2011-03-29 22:38:31

by Eric Anholt

[permalink] [raw]
Subject: [PATCH resend] x86, mtrr, pat: fix one cpu getting out of sync during resume

From: Suresh Siddha <[email protected]>

On laptops with core i5/i7, there were reports that after resume
graphics workloads were performing poorly on a specific AP, while
the other cpu's were ok. This was observed on a 32bit kernel
specifically.

Debug showed that the PAT init was not happening on that AP
during resume and hence it contributing to the poor workload
performance on that cpu.

On this system, resume flow looked like this:

1. BP starts the resume sequence and we reinit BP's MTRR's/PAT
early on using mtrr_bp_restore()

2. Resume sequence brings all AP's online

3. Resume sequence now kicks off the MTRR reinit on all the AP's.

4. For some reason, between point 2 and 3, we moved from BP
to one of the AP's. My guess is that printk() during resume
sequence is contributing to this. We don't see similar
behavior with the 64bit kernel but there is no guarantee that
at this point the remaining resume sequence (after AP's bringup)
has to happen on BP.

5. set_mtrr() was assuming that we are still on BP and skipped the
MTRR/PAT init on that cpu (because of 1 above)

6. But we were on an AP and this led to not reprogramming PAT
on this cpu leading to bad performance.

Fix this by doing unconditional mtrr_if->set_all() in set_mtrr()
during MTRR/PAT init. This might be unnecessary if we are still
running on BP. But it is of no harm and will guarantee that after
resume, all the cpu's will be in sync with respect to the
MTRR/PAT registers.

Signed-off-by: Suresh Siddha <[email protected]>
Signed-off-by: Eric Anholt <[email protected]>
Tested-by: Keith Packard <[email protected]>
Cc: [email protected] [v2.6.32+]
---

Failed to cc maintainers with this the first time, hopefully it gets
picked up now. Impact of the patch is fixing a 100x graphics
performance regression after resume when a process ends up on the
unlucky CPU.

arch/x86/kernel/cpu/mtrr/main.c | 20 +++++++++++++++-----
1 files changed, 15 insertions(+), 5 deletions(-)
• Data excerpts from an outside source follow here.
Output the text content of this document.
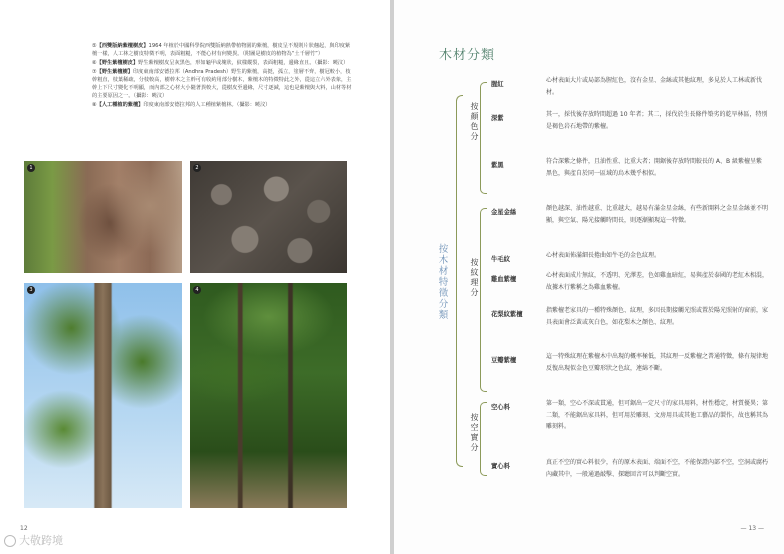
⑤【西雙版納紫檀樹皮】1964 年植於中國科學院西雙版納熱帶植物園的紫檀，樹皮呈不規則片狀翹起，與印度紫檀一樣，人工林之樹皮特徵不明，表面粗糙，不能心材有何變異。（附圖是樹皮的植物為“土千層竹”）
⑥【野生紫檀樹皮】野生紫檀樹皮呈灰黑色，形如龜甲或塊狀，紋樣縱裂，表面粗糙，邊緣直且。（攝影：曉汶）
⑦【野生紫檀樹】印度東南部安德拉邦（Andhra Pradesh）野生的紫檀，高挺，孤立，塗層不齊，樹冠較小，枝幹粗直，枝葉稀疏，分枝較高，樹幹木之主幹可有收約用部分樹木，紫檀木的特徵特此之外，從這立六外表象，主幹上下尺寸變化不明顯，而內部之心材大小隨著異較大，從樹皮至邊緣，尺寸逐減，這也是紫檀與大料，山材等材的主要原因之一。（攝影：曉汶）
⑧【人工種植的紫檀】印度東南部安德拉邦的人工種植紫檀林。（攝影：曉汶）
1	2
3	4
12
大敬跨境
木材分類
按木材特徵分類
按顏色分
按紋理分
按空實分
腥紅
心材表面大片或局部為腥紅色，沒有金星、金絲或其他紋理，多見於人工林或新伐材。
深紫
其一，採伐後存放時間超過 10 年者；其二，採伐於生長條件築劣的乾旱林區，特別是褐色岩石地帶的紫檀。
紫黑
符合深紫之條件，且油性重、比重大者；開鋸後存放時間較長的 A、B 級紫檀呈紫黑色，與產自於同一區域的烏木幾乎相似。
金星金絲
顏色越深、油性越重、比重越大，越易有滿金星金絲，有些新開料之金星金絲並不明顯，與空氣、陽光接觸時間長，則逐漸顯現這一特徵。
牛毛紋
心材表面佈滿細長捲曲如牛毛的金色紋理。
雞血紫檀
心材表面成片無紋，不透明、光澤差，色如雞血暗紅，易與產於泰國的老紅木相混，故據木行紫稱之為雞血紫檀。
花梨紋紫檀
指紫檀老家具的一種特殊顏色、紋理，多因長期接觸光照或置於陽光照射的窗前，家具表面會泛黃或灰白色，如花梨木之顏色、紋理。
豆瓣紫檀
這一特殊紋理在紫檀木中出現的概率極低，其紋理一反紫檀之普通特徵，條有規律地反復出現似金色豆瓣形狀之色紋，連綿不斷。
空心料
第一類，空心不深或貫通，但可鋸出一定尺寸的家具用料，材性穩定，材質優異；第二類，不能鋸出家具料，但可用於雕刻、文房用具或其他工藝品的製作，故也稱其為雕刻料。
實心料
真正不空的實心料很少，有的原木表面、端面不空，不能保證內部不空，空洞或腐朽內藏其中，一般通過敲擊、探聽回音可以判斷空實。
— 13 —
diff --git a/arch/x86/kernel/cpu/mtrr/main.c b/arch/x86/kernel/cpu/mtrr/main.c
index 307dfbb..929739a 100644
--- a/arch/x86/kernel/cpu/mtrr/main.c
+++ b/arch/x86/kernel/cpu/mtrr/main.c
@@ -293,14 +293,24 @@ set_mtrr(unsigned int reg, unsigned long base, unsigned long size, mtrr_type typ

/*
* HACK!
- * We use this same function to initialize the mtrrs on boot.
- * The state of the boot cpu's mtrrs has been saved, and we want
- * to replicate across all the APs.
- * If we're doing that @reg is set to something special...
+ *
+ * We use this same function to initialize the mtrrs during boot,
+ * resume, runtime cpu online and on an explicit request to set a
+ * specific MTRR.
+ *
+ * During boot or suspend, the state of the boot cpu's mtrrs has been
+ * saved, and we want to replicate that across all the cpus that come
+ * online (either at the end of boot or resume or during a runtime cpu
+ * online). If we're doing that, @reg is set to something special and on
+ * this cpu we still do mtrr_if->set_all(). During boot/resume, this
+ * is unnecessary if at this point we are still on the cpu that started
+ * the boot/resume sequence. But there is no guarantee that we are still
+ * on the same cpu. So we do mtrr_if->set_all() on this cpu aswell to be
+ * sure that we are in sync with everyone else.
*/
if (reg != ~0U)
mtrr_if->set(reg, base, size, type);
- else if (!mtrr_aps_delayed_init)
+ else
mtrr_if->set_all();

/* Wait for the others */
--
1.7.4.1


2011-03-30 00:37:16

by Suresh Siddha

[permalink] [raw]
Subject: [tip:x86/urgent] x86, mtrr, pat: Fix one cpu getting out of sync during resume

Commit-ID: 84ac7cdbdd0f04df6b96153f7a79127fd6e45467
Gitweb: http://git.kernel.org/tip/84ac7cdbdd0f04df6b96153f7a79127fd6e45467
Author: Suresh Siddha <[email protected]>
AuthorDate: Tue, 29 Mar 2011 15:38:12 -0700
Committer: H. Peter Anvin <[email protected]>
CommitDate: Tue, 29 Mar 2011 16:17:42 -0700

x86, mtrr, pat: Fix one cpu getting out of sync during resume

On laptops with core i5/i7, there were reports that after resume
graphics workloads were performing poorly on a specific AP, while
the other cpu's were ok. This was observed on a 32bit kernel
specifically.

Debug showed that the PAT init was not happening on that AP
during resume and hence it contributing to the poor workload
performance on that cpu.

On this system, resume flow looked like this:

1. BP starts the resume sequence and we reinit BP's MTRR's/PAT
early on using mtrr_bp_restore()

2. Resume sequence brings all AP's online

3. Resume sequence now kicks off the MTRR reinit on all the AP's.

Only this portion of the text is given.